On April 24, the OEA membership, by an 88% majority, gave its leadership authorization to call an Unfair Labor Practices strike.
The week of the vote was full of “ready to strike” activities which included an OEA press conference announcing the opening of the strike vote, poster-making sessions, art builds, and a large protest at the school board meeting.
Hundreds of teachers picketed outside and then rallied inside Met West High School, where the Oakland School Board was scheduled to meet on April 26. Chanting “Get up, Get down, Oakland is a union town!” teachers, parents, and students surrounded the building to demand that the school district start bargaining seriously on a new teacher contract.
Press conference hits cuts to special education
Teachers, students, parents and community members held a press conference April 28 at United for Success Academy (UFSA), an Oakland public middle school, to expose the deteriorating conditions for students and teachers inside the school and the abrupt closure of its only special education class. Students testified about an alarming rodent infestation and a lack of safety in the student bathrooms. Despite ongoing complaints about health and safety concerns, the district has done little to remedy the situation.
At the press conference, students of the Special Day Class and their parents spoke out about how upset they were when they received the district form letter saying their class was ending at the end of this school year in May. To add insult to injury, the special education teacher only found out about the imminent closure after parents phoned her in tears. The district didn’t even inform the teacher appropriately.
Parents are now faced with sending their children across the district to schools where they don’t know anyone. One parent noted that her daughter would have to take two buses to get to school next fall. Right now, her daughter walks to school.
Last minute negotiations have continued all weekend without substantial progress. It is unclear at this time whether a strike will be avoided.
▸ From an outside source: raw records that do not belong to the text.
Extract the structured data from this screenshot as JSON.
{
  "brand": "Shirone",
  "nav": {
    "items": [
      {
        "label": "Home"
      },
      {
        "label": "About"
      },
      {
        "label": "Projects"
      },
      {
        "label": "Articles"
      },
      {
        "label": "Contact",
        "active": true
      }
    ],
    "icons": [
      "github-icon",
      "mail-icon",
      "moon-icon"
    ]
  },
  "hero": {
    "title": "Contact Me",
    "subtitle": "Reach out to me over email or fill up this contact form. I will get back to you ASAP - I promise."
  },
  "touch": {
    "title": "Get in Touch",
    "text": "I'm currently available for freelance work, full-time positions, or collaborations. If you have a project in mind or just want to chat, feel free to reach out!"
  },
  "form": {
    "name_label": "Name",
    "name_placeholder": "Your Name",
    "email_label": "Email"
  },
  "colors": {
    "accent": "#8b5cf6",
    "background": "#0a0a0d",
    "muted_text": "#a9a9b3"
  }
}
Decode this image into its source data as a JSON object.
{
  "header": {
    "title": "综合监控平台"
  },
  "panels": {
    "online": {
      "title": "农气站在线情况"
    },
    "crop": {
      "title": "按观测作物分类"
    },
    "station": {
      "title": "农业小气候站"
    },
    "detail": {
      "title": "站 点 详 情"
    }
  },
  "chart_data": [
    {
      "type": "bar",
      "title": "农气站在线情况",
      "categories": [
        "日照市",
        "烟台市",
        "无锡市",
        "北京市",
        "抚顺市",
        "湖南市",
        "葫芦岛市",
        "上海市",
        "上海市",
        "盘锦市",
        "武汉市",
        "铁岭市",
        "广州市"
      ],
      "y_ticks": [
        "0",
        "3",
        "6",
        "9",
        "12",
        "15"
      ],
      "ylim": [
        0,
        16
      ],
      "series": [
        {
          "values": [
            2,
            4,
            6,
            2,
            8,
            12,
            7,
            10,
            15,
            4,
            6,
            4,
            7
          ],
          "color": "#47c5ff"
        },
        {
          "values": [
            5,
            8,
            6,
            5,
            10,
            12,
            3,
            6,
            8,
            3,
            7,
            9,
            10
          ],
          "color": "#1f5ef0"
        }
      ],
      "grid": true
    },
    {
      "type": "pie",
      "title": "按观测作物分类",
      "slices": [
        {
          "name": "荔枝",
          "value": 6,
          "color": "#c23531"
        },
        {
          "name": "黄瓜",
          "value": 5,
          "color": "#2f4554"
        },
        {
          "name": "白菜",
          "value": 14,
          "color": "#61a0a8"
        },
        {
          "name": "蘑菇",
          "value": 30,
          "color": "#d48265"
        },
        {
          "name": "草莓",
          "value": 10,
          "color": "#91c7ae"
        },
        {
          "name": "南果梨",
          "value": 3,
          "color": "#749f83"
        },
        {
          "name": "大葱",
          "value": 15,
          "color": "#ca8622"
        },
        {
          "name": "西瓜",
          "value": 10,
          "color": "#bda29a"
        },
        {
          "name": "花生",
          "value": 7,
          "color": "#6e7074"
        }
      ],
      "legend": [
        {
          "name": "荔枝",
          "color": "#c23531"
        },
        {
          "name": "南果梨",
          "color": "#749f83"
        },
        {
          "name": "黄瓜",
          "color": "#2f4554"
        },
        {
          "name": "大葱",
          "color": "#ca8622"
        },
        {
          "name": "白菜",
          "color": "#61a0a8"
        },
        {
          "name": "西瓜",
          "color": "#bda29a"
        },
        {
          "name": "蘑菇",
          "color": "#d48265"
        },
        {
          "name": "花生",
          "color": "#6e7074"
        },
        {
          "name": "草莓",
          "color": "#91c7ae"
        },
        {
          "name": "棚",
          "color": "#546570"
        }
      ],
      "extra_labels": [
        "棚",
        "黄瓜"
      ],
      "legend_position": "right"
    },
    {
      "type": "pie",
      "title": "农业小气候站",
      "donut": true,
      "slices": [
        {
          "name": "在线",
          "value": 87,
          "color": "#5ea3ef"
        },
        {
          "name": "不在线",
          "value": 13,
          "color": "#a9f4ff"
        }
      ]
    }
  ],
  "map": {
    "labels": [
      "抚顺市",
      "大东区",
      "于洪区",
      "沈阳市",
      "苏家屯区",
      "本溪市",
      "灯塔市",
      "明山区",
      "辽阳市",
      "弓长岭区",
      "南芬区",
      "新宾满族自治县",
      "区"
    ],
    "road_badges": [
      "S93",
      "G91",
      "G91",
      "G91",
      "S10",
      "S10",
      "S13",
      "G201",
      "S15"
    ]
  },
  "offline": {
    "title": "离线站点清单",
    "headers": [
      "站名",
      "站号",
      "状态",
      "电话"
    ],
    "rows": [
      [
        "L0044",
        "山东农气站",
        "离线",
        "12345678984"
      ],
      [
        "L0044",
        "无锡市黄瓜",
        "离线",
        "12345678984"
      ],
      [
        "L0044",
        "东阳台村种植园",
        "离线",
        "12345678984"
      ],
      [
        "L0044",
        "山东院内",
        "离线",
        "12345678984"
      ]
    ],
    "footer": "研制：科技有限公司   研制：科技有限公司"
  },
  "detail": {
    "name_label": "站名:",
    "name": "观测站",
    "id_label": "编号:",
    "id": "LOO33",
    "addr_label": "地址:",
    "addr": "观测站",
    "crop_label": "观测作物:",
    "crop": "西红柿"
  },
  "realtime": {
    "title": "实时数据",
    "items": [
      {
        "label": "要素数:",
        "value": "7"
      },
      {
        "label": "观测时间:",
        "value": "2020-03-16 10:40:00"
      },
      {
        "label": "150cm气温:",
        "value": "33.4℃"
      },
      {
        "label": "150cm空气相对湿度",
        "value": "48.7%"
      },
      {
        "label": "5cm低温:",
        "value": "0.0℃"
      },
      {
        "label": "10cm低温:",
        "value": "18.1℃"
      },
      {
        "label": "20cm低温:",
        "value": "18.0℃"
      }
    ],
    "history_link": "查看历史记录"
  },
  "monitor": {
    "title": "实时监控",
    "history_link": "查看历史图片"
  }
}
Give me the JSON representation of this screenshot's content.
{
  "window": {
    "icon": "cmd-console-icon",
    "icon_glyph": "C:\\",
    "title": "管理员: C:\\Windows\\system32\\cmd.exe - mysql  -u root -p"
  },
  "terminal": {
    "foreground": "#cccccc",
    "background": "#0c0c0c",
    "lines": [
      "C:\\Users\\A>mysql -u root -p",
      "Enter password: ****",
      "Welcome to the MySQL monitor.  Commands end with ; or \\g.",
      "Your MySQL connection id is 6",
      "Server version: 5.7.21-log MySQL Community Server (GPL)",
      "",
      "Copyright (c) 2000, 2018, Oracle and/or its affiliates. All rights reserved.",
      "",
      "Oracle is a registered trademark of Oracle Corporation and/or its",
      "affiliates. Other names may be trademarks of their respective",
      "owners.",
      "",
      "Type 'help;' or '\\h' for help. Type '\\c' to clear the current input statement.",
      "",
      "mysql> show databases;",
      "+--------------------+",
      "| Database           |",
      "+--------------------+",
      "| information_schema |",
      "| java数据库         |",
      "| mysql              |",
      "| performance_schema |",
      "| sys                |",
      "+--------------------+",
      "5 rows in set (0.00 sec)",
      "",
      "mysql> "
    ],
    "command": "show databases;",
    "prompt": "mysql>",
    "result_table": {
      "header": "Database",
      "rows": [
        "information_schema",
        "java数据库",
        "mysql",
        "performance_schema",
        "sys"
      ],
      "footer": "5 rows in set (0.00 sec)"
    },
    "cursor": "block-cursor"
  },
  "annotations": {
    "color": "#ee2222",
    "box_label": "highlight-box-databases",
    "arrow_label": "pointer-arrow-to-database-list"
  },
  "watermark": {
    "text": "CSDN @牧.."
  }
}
Meanwhile, teachers spent all of Saturday, April 29, making strike posters and banners with bilingual slogans like, “Strike for safe and racially just community schools!/Huelga para escuelas comunitarias seguras y racialmente justas!”
While teachers know it is very difficult to go on strike at the end of the school year, they are determined to win a just contract for all educators in the Oakland Education Association.
Judy Greenspan is a teacher at UFSA and a proud member of the Oakland Education Association.